The St John Ambulance team is busy 24/7 supporting the 14,000 resident community of Port Hedland in Western Australia, and covering an area almost as big as Tasmania.

“We do an average of 9 call-outs a day, making it one of the busiest in the region,” said Janelle Cockayne, a Volunteer Ambulance Officer and one of the Volunteer Development Officer’s for the service.

There are six full time career paramedics in Port Hedland, supported by 56 community volunteers.

For a long time, staff have operated out of a very old building with limited space, no proper bedrooms, restricted training areas, unreliable air-conditioning, and inadequate storage for medical supplies.

Recently BHP helped fund an Emergency Support Vehicle, to cater for mass casualty situations and contributed half the money needed to construct a $5 million new Port Hedland Ambulance Sub-centre.

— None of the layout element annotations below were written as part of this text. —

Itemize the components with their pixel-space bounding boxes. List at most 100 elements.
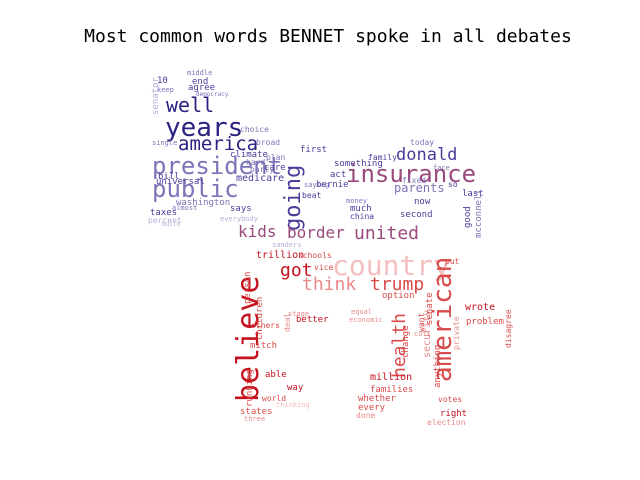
cloud-word-well: well: [166, 93, 214, 117]
cloud-word-right: right: [440, 409, 467, 419]
cloud-word-family: family: [368, 153, 397, 162]
cloud-word-build: build: [162, 221, 180, 228]
cloud-word-every: every: [358, 403, 386, 413]
cloud-word-percent: percent: [148, 216, 182, 225]
cloud-word-better: better: [296, 315, 329, 325]
cloud-word-others: others: [251, 321, 280, 330]
cloud-word-broad: broad: [256, 138, 280, 147]
cloud-word-got: got: [280, 260, 313, 281]
cloud-word-senate: senate: [425, 292, 435, 325]
cloud-word-way: way: [287, 383, 304, 393]
cloud-word-china: china: [350, 212, 374, 221]
cloud-word-believe: believe: [231, 276, 266, 402]
cloud-word-disagree: disagree: [504, 309, 513, 348]
cloud-word-saying: saying: [304, 181, 329, 189]
cloud-word-plan: plan: [266, 153, 285, 162]
cloud-word-person: person: [243, 271, 253, 304]
cloud-word-agree: agree: [188, 83, 215, 93]
cloud-word-think: think: [302, 274, 356, 295]
cloud-word-says: says: [230, 204, 252, 214]
cloud-word-sanders: sanders: [272, 241, 302, 249]
cloud-word-running: running: [245, 369, 255, 407]
cloud-word-equal: equal: [351, 308, 372, 316]
cloud-word-america: america: [178, 133, 258, 155]
cloud-word-middle: middle: [187, 69, 212, 77]
cloud-word-security: security: [422, 310, 433, 358]
cloud-word-cuts: cuts: [414, 330, 431, 338]
cloud-word-keep: keep: [157, 86, 174, 94]
cloud-word-whether: whether: [358, 394, 397, 404]
cloud-word-senator: senator: [151, 76, 161, 115]
cloud-word-act: act: [330, 170, 346, 180]
cloud-word-health: health: [389, 313, 410, 378]
cloud-word-public: public: [152, 175, 239, 203]
cloud-word-three: three: [244, 415, 265, 423]
cloud-word-money: money: [346, 197, 367, 205]
cloud-word-first: first: [300, 145, 327, 155]
cloud-word-private: private: [452, 316, 461, 350]
cloud-word-care: care: [264, 163, 286, 173]
cloud-word-democracy: democracy: [196, 91, 229, 98]
cloud-word-years: years: [165, 113, 243, 143]
cloud-word-party: party: [250, 165, 274, 174]
cloud-word-something: something: [334, 159, 383, 169]
cloud-word-bernie: bernie: [316, 180, 349, 190]
cloud-word-trillion: trillion: [256, 250, 304, 261]
cloud-word-climate: climate: [230, 150, 268, 160]
cloud-word-good: good: [463, 206, 473, 228]
cloud-word-medicare: medicare: [236, 173, 284, 184]
cloud-word-universal: universal: [156, 177, 205, 187]
cloud-word-hard: hard: [246, 158, 265, 167]
cloud-word-much: much: [350, 204, 372, 214]
cloud-word-almost: almost: [172, 204, 197, 212]
cloud-word-donald: donald: [396, 145, 457, 165]
cloud-word-beat: beat: [302, 191, 321, 200]
cloud-word-everybody: everybody: [220, 215, 258, 223]
cloud-word-last: last: [462, 189, 484, 199]
cloud-word-10: 10: [157, 76, 168, 86]
cloud-word-mcconnell: mcconnell: [474, 189, 484, 238]
cloud-word-schools: schools: [298, 251, 332, 260]
cloud-word-deal: deal: [283, 313, 292, 332]
cloud-word-washington: washington: [176, 198, 230, 208]
cloud-word-country: country: [332, 249, 450, 282]
cloud-word-states: states: [240, 407, 273, 417]
cloud-word-children: children: [255, 297, 265, 340]
cloud-word-bill: bill: [158, 172, 180, 182]
cloud-word-face: face: [433, 164, 450, 172]
cloud-word-done: done: [356, 411, 375, 420]
page-title: Most common words BENNET spoke in all de…: [84, 26, 572, 47]
cloud-word-thinking: thinking: [276, 401, 310, 409]
cloud-word-going: going: [281, 165, 306, 231]
cloud-word-now: now: [414, 197, 431, 207]
cloud-word-votes: votes: [438, 395, 462, 404]
cloud-word-border: border: [287, 223, 345, 242]
cloud-word-today: today: [410, 138, 434, 147]
cloud-word-election: election: [427, 418, 466, 427]
cloud-word-stage: stage: [288, 310, 309, 318]
cloud-word-vice: vice: [314, 263, 333, 272]
cloud-word-end: end: [192, 77, 208, 87]
cloud-word-able: able: [265, 370, 287, 380]
cloud-word-american: american: [428, 257, 458, 382]
cloud-word-kids: kids: [238, 222, 277, 241]
cloud-word-anything: anything: [433, 345, 443, 388]
cloud-word-second: second: [400, 210, 433, 220]
cloud-word-want: want: [417, 313, 426, 332]
cloud-word-president: president: [152, 152, 282, 180]
cloud-word-wrote: wrote: [465, 302, 495, 313]
cloud-word-so: so: [448, 180, 458, 189]
cloud-word-insurance: insurance: [346, 160, 476, 188]
cloud-word-united: united: [354, 223, 419, 244]
cloud-word-economic: economic: [349, 316, 383, 324]
cloud-word-put: put: [445, 257, 460, 266]
cloud-word-option: option: [382, 291, 415, 301]
cloud-word-taxes: taxes: [150, 208, 177, 218]
cloud-word-million: million: [370, 372, 412, 383]
cloud-word-families: families: [370, 385, 413, 395]
cloud-word-mitch: mitch: [250, 341, 277, 351]
cloud-word-parents: parents: [394, 181, 445, 195]
cloud-word-choice: choice: [240, 125, 269, 134]
cloud-word-world: world: [262, 394, 286, 403]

“We used to have space for only three ambulances but now we can house eight. The Sub-centre also has three times the storage space for medical supplies because we need a much larger inventory than a city station due to our location,” she said.

“Plus we have great first aid training rooms, offices and quiet rooms so people can get some decent rest and that is important in attracting volunteers” she said.

“The service plays a very important role in our community, and when people see BHP putting money into essential services like ambulances and a new headquarters, it’s a really big thing,” she said.

While many people fly in and fly out of Port Hedland on shift work, Janelle, the Paramedics and her volunteering friends are in town for the long haul.

“Many of my volunteer ambulance friends have been living in the town for many years, despite most of us originally turning up for a year or so!” 

Janelle says part of the town’s attraction is the strong sense of community, and that’s due to Port Hedland’s isolated location.

“My kids were virtually born and bred at the station,” Janelle explained.

“I used to feed them and they’d sleep in their stroller in the station manager’s office when they were little.

“That sort of acceptance and support builds a very strong sense of family and you know there are people you can lean on if you need too.”

“Giving back to the community is one of the main reasons why I volunteer and it’s a big motivator for most people. So, when you can see local businesses putting back into the community too it means a lot to people, because it directly benefits people when they need help most.”